Tuesday, September 29, 2015

How New Orleans Proved Urban-Education Reform Can Work

The second is by Jonathan Chait:

New Orleans provided the largest-scale experiment in charter education in the United States — a complete overhaul, undertaken all at once. The results have vindicated the strategy. As the authors concluded, "We are not aware of any other districts that have made such large improvements in such a short time."

…New Orleans is the breakthrough in social equity liberals have been waiting for. "We tried to make urban districts better for 50 years. We tried more funding, more accountability, more pipelines of talent, more [professional development], more training, more certification rules, and on and on and on. After all of that time, and all of those cities, we still don't have a single high-performing urban district in America. Not one," Andy Smarick, an education-policy analyst, told me. "But the very first time we try an all-charter system, the first time ever, we get dramatically better results in only a decade." And some liberals, like the Obama administration, have encouraged and praised its success.

But in many precincts of the left, school reform has provoked unrelenting opposition. That is because their structure cuts crossways through the liberal ideal of governance. On the positive side, charters break the link between property and school assignment. Students can choose to attend their school of choice within their city rather than be assigned into neighborhood schools, whose boundaries reflect the deep racial and socioeconomic segregation of entrenched housing patterns. In neighborhood-based systems, guaranteed enrollment in a school in a wealthy neighborhood is a valuable perk that is itself priced into housing — wealthy parents literally buy access to the best public schools.

But charters also break the traditional union model of teacher compensation. That model gives teachers high, and virtually absolute, levels of job security, and pays them based on years of tenure. There is no empirical basis to believe that this is an optimal method to recruit and retain quality teachers. Evidence shows that experience improves performance only after the first few years, after which longer tenure does not produce better outcomes. American teachers are much more likely than the teachers in other, higher-performing countries to graduate from the bottom tier of their college class, and the hiring process for teaching is far less competitive than for other fields. But teacher unions and their allies have lionized the old neighborhood-based model and its inflexible contracts.

Andrea Gabor, a severe longtime critic of charter schools, has an op-ed in Sunday's New York Times purporting to debunk the "myth" of New Orleans's successful reforms. Gabor's argument, as Peter Cook shows, is riddled with important factual errors. She dismisses Louisiana for having low state standards, ignoring its implementation of the Common Core; she claims "no agency is responsible for keeping track of all kids," when in fact two agencies perform this very function; she charges the charters with "leav[ing] little room for African-American leadership," when in fact more than half the leaders of the city's charters are African-American; and so on.
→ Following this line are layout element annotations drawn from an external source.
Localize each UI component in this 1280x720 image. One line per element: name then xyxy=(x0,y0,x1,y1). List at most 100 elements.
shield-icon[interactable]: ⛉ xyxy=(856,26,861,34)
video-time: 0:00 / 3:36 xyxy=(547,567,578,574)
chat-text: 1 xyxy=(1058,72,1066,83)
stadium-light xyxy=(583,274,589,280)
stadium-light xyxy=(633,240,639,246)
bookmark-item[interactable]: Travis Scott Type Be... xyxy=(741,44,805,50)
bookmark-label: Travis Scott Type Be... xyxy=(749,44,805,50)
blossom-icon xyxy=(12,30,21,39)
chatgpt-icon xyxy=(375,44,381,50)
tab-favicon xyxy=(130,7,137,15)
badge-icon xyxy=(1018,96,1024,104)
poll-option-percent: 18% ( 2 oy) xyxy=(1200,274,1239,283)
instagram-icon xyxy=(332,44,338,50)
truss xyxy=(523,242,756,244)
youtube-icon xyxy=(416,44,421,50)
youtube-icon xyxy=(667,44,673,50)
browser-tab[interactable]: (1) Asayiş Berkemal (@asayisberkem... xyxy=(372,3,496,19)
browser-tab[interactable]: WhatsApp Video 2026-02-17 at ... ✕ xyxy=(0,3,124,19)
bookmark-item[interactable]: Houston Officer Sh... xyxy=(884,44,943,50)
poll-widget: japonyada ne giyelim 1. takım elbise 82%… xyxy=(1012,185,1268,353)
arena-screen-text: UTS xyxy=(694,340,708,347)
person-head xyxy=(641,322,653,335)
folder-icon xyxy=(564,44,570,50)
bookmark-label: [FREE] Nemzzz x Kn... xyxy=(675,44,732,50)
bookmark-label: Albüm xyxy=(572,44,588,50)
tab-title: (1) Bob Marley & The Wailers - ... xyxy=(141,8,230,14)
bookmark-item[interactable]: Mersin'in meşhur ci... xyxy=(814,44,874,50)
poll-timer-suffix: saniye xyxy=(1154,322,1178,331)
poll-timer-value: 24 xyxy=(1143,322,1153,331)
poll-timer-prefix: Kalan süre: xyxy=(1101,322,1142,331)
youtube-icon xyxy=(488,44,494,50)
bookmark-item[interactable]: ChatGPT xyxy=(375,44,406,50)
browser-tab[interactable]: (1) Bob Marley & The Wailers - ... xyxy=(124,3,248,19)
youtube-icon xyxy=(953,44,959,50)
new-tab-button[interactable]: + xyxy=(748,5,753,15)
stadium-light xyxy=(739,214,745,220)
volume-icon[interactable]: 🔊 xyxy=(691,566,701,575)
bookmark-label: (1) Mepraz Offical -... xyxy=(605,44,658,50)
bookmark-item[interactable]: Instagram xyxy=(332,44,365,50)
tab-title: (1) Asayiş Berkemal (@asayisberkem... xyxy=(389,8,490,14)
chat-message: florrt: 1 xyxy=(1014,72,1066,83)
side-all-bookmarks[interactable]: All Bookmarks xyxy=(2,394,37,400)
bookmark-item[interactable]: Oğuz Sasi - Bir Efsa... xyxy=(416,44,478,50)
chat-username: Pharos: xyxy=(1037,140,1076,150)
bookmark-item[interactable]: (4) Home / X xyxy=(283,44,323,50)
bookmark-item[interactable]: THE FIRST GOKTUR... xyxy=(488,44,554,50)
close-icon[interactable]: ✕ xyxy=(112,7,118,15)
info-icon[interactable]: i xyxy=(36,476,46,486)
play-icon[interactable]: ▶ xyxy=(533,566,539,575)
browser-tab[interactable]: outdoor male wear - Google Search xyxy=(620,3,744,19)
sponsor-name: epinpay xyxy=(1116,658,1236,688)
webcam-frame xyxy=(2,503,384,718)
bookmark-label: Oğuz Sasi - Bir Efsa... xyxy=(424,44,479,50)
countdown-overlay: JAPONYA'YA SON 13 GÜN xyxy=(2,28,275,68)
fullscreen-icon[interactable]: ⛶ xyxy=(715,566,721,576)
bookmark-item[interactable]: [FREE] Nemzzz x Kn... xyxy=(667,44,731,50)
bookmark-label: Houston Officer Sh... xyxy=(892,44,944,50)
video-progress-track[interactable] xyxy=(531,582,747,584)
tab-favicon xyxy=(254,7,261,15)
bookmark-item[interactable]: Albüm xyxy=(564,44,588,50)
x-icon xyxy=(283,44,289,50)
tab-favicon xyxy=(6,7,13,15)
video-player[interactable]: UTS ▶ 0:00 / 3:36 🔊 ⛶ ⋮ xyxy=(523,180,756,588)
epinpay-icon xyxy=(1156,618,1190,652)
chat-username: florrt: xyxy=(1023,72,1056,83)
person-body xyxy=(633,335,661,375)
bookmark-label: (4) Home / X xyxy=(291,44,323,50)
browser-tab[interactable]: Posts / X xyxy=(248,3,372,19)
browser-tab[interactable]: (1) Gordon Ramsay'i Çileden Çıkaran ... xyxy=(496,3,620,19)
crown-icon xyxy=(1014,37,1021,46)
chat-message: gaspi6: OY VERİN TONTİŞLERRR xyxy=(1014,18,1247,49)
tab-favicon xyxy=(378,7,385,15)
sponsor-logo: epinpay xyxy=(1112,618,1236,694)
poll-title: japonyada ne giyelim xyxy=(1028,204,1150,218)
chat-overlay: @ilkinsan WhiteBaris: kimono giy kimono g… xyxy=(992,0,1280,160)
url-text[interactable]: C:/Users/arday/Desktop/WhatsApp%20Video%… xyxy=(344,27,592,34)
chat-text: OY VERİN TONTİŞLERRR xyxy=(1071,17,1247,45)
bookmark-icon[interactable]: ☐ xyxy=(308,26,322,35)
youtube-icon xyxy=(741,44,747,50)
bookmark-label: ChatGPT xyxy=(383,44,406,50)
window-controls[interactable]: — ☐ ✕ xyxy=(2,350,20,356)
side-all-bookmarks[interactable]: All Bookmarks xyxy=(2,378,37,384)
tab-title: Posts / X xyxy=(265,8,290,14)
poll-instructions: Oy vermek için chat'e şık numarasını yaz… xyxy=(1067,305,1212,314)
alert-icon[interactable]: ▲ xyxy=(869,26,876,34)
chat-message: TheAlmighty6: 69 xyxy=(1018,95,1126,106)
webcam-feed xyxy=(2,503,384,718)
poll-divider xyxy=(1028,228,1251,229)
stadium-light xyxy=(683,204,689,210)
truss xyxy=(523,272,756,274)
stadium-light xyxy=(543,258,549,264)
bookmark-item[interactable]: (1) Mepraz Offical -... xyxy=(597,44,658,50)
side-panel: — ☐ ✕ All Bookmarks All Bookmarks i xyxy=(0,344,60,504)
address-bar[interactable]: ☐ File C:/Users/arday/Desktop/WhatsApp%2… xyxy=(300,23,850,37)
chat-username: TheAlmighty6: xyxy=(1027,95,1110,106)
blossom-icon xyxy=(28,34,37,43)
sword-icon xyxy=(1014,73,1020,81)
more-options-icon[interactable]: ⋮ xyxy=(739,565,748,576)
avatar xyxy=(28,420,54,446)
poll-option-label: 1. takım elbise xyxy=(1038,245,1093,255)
Gabor advertises her bad faith by describing charters as "privatization" — an inaccurate term rejected by supporters and one that confuses readers by describing a different policy. (Privatization is a term used to describe using public money for private-school vouchers.) Her op-ed uses a mix of anecdotes and unsubstantiated generalizations to create the impression that she is refuting New Orleans's proven gains.

Obviously, charter schools have not solved the problem of entrenched poverty in America. What they have demonstrated is the ability to develop the academic potential of the most underprivileged children, defying the fatalism of the right and the left. They have not proven the ability to scale up their successes to every single urban school district in America for the simple reason that it is impossible to prove something that has not yet happened. The debate at this point lies between those who want to build on the movement's demonstrable progress and those determined to deny, in the face of mounting evidence, that it is even possible.

4) Andy Smarick argues (correctly) that the successful expansion of high-quality charter schools is benefitting the residents of many cities, not just New Orleans:

As we approach the tenth anniversary of Hurricane Katrina, New Orleans's groundbreaking and highly successful effort to replace its traditional-district-based system with a system of charters and choice deserves some attention.

But let's begin by focusing on recent developments mostly outside of NOLA. It's critical to appreciate that this shift (from a single government operator to an array of nonprofit operators) is happening in many other locations—and it's being done well.

This very good July Politico article describes D.C.'s thriving charter sector. It's educating nearly half of the city's kids, serving a more disadvantaged population than the district, producing better academic results, and offering a diverse range of schools. On this last point, a fantastic new study by Michael McShane and Jenn Hatfield shows that chartering is producing a wide variety of schools in city after city (contra claims that charters are cookie-cutter).

A number of cities are showing that the charter sector is best able to reliably create and grow high-performing schools.

…But the most interesting and difficult question is this: What must happen for chartering to become the system? In Detroit, district enrollment is 15 percent of its peak, and the charter sector is educating more than half the city's kids. Detroit's leaders are working to create a new overarching system. Some skeptics say chartering's fatal flaw is that it inevitably fails to educate some students. But a new report on New York City charters finds that more charters are "backfilling" to serve the most at-risk kids.

…But let's get back to NOLA. This city is showing that these ideas can be brought to life and dramatically improve student results. A brand-new report from New Schools for New Orleans and Public Impact describes the systemic changes and heartening gains. Three new articles in Education Next offer even more hope.

…In the weeks ahead, we're going to see lots written about NOLA's reforms. We should celebrate the gains and address the shortcomings. But we should also remember that New Orleans is one chapter in a much bigger story about the remaking of American urban public schooling.